Neste âmbito, o Governo optou pela criação de um regime excecional e transitório de reorganização do trabalho, através do Decreto-Lei n.º 79-A/2020, de 1 de outubro. No entanto, quanto ao teletrabalho especificamente, apesar de inicialmente ser uma mera recomendação, veio a tornar-se de aplicação obrigatória nas parcelas de território indicadas na resolução do Conselho de Ministros n.º 92-A/2020, de 2 de novembro, às empresas independentemente do número de trabalhadores, bem como aos trabalhadores que aí residam ou trabalhem, por força das alterações ao mencionado diploma primitivo introduzidas pelo Decreto-Lei n.º 94-A/2020, de 3 de novembro. De fora deste regime de obrigatoriedade ficam os trabalhadores de serviços essenciais, bem como os trabalhadores integrados no setor do ensino. 
Assim, o novo diploma veio aditar um artigo ao regime jurídico inicialmente instituído para o teletrabalho, passando a prever a sua obrigatoriedade, independentemente do vínculo laboral, sempre que as funções em causa o permitam e o trabalhador disponha de condições para as exercer, sem necessidade de acordo escrito entre o empregador e o trabalhador. Ou seja, à primeira vista, parece que a decisão de aplicação ou não do regime do teletrabalho se assume como um novo “poder/dever” para o empregador. Mas será que o empregador é obrigado a aplicar o teletrabalho? Não necessariamente, já que o legislador prevê casos em que a obrigatoriedade do regime do teletrabalho pode ser afastada, nomeadamente quando as funções do trabalhador em causa não permitam o recurso ao teletrabalho, ou ainda quando o trabalhador não disponha das condições técnicas para as exercer em regime de teletrabalho. Nesses casos, o empregador deve comunicar ao trabalhador, fundamentadamente e por escrito, a sua decisão de não aplicação do regime de teletrabalho, competindo-lhe demonstrar concretamente que as funções do trabalhador em causa não são compatíveis com este regime, ou ainda comprovar a falta de condições técnicas adequadas para a sua implementação. De realçar, ainda, que o trabalhador pode, nos três dias úteis posteriores à comunicação da decisão do empregador, solicitar junto da Autoridade para as Condições do Trabalho a fiscalização dos requisitos acima previstos para a não aplicação do regime de teletrabalho, assim como a verificação dos factos invocados pelo empregador, a qual deve apreciar a matéria sujeita a verificação e decidir dentro no prazo de cinco dias úteis. 
Ora, se, por um lado, uma das condições para que o regime do teletrabalho não seja aplicado se verifica quando o trabalhador não disponha das condições técnicas necessárias para exercer as suas funções nesse regime, por outro lado, o Governo reforça o dever do empregador de disponibilizar ao trabalhador os equipamentos de trabalho e de comunicação necessários à prestação de trabalho em regime de teletrabalho. Importa, ainda, realçar que, além dos casos em que não seja possível ao empregador aplicar o regime de teletrabalho, o próprio trabalhador que não disponha de condições para exercer as funções em regime de teletrabalho, nomeadamente condições técnicas ou habitacionais adequadas, pode opor-se à aplicação do teletrabalho, invocando os motivos do seu impedimento, por escrito ao empregador.

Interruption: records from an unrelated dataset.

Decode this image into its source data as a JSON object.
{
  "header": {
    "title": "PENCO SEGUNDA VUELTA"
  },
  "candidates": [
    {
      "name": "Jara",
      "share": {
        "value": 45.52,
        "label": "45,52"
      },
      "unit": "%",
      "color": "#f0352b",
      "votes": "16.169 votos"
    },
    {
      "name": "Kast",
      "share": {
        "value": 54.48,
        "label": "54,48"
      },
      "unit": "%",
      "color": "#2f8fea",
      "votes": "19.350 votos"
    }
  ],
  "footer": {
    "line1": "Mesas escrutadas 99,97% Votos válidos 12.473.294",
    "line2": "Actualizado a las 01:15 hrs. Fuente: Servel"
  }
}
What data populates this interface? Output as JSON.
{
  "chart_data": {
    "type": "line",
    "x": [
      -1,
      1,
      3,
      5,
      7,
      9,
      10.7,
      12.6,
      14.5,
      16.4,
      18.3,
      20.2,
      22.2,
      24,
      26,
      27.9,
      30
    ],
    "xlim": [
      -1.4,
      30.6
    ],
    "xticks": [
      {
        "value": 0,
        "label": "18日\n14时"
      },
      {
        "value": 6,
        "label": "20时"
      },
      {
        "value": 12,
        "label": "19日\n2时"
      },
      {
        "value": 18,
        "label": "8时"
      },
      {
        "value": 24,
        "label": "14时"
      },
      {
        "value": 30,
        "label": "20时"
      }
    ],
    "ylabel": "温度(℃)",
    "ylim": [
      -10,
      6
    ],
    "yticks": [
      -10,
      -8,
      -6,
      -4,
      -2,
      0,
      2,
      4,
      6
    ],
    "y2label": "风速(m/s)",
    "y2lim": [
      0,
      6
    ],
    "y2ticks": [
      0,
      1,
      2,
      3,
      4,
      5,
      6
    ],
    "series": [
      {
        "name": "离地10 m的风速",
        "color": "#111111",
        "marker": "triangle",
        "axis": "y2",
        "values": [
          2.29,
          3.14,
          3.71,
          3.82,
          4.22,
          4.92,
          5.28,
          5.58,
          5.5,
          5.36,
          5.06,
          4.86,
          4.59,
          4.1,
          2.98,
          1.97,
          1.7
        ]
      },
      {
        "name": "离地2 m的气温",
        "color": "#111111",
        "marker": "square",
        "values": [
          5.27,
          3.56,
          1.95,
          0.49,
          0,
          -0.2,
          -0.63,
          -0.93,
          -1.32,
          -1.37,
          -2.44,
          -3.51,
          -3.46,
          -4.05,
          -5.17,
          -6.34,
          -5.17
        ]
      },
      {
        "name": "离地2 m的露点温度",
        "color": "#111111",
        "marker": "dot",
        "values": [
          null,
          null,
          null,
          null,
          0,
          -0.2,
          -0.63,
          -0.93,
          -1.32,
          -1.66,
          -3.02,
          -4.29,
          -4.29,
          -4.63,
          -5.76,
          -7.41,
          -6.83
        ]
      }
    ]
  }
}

Em matéria de fiscalização do cumprimento das regras de aplicação do teletrabalho e bem assim dos procedimentos de verificação das condições de impossibilidade de aplicação do mesmo, a competência cabe à Autoridade para as Condições do Trabalho. A violação das regras que resultam da obrigatoriedade do teletrabalho consubstancia uma contraordenação laboral grave, à qual é aplicável o regime das contraordenações em matéria laboral.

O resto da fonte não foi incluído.